We now return you to the interesting discussion of just what could be meant by “de novo” sequences.
Given the discussion in other threads, I would suspect that ID supporters would describe a de novo sequence as something that poofs into existence from nowhere. If the sequence is produced from a combination of recombination and mutation, then they will claim that it isn’t new because it was derived from pre-existing sequence.
I think this creates a difference in expectations. When we cite examples of new protein function emerging through the mutation of ancestral DNA sequences they claim that this isn’t what they are looking for.
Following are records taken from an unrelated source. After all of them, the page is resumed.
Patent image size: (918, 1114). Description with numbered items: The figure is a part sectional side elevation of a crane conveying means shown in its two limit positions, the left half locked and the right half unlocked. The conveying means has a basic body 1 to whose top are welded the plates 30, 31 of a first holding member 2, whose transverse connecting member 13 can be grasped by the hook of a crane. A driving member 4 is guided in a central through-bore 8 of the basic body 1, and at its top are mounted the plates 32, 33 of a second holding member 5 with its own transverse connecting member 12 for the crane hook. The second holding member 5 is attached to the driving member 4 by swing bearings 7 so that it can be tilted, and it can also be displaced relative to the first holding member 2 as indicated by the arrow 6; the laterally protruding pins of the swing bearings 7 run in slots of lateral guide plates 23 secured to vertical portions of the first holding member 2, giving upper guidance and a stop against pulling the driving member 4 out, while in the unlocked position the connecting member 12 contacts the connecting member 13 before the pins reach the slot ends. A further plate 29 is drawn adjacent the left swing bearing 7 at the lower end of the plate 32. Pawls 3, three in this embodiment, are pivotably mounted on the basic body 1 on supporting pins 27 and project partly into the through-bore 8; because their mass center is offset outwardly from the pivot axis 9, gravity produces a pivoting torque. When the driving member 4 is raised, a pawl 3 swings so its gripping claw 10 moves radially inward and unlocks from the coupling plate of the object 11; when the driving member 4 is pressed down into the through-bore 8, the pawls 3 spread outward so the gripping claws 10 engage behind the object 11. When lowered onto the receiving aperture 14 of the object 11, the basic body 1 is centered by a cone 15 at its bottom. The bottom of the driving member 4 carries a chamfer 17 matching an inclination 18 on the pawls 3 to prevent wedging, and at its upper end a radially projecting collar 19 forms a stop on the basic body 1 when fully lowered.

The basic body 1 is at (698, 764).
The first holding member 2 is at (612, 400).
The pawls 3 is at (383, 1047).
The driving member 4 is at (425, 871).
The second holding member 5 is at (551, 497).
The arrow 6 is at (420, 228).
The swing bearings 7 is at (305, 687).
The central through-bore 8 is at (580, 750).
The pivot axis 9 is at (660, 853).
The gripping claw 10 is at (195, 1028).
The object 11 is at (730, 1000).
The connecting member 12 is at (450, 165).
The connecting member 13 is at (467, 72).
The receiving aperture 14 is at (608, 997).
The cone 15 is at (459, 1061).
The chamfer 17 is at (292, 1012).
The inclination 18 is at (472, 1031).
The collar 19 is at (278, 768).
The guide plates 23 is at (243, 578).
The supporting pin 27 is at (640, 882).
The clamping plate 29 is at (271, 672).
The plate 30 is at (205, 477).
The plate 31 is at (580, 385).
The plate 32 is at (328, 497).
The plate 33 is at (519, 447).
They expect that genes just pop into existence from nowhere, so they automatically reject examples of evolved genes because they don’t fit their definition of how genes should come to exist.
That also highlights the contradictory nature of the request to see a “step-wise” evolutionary pathway to some complex adaptation, and then simultaneously insisting evolution can’t create new information, and that any putative “step” in this pathway only works because the information “pre-exists”.
So there’s some already existing sequence that mutates into some other sequence incrementally, but creationists think this doesn’t count as “new information”, because at every mutational step the information “mostly pre-exists”. And so even though you have shown a stepwise pathway from the ancestral to the descendant step, from no function to function, to a complex adaptation, it somehow magically doesn’t count because it’s not “new information”, it was just pre-existing information being copied and modified by mutation, so it’s not truly new novel de novo out of non-existant-nothing information in the special sense of new novel and de novo the creationist meant all along.
Of course, once one realizes that all genetic information arises from pre-existing information, one arrives at the conclusion that no new information is needed to explain the origins of species. Which pretty much renders all information-based ID theory as irrelevant and meaningless.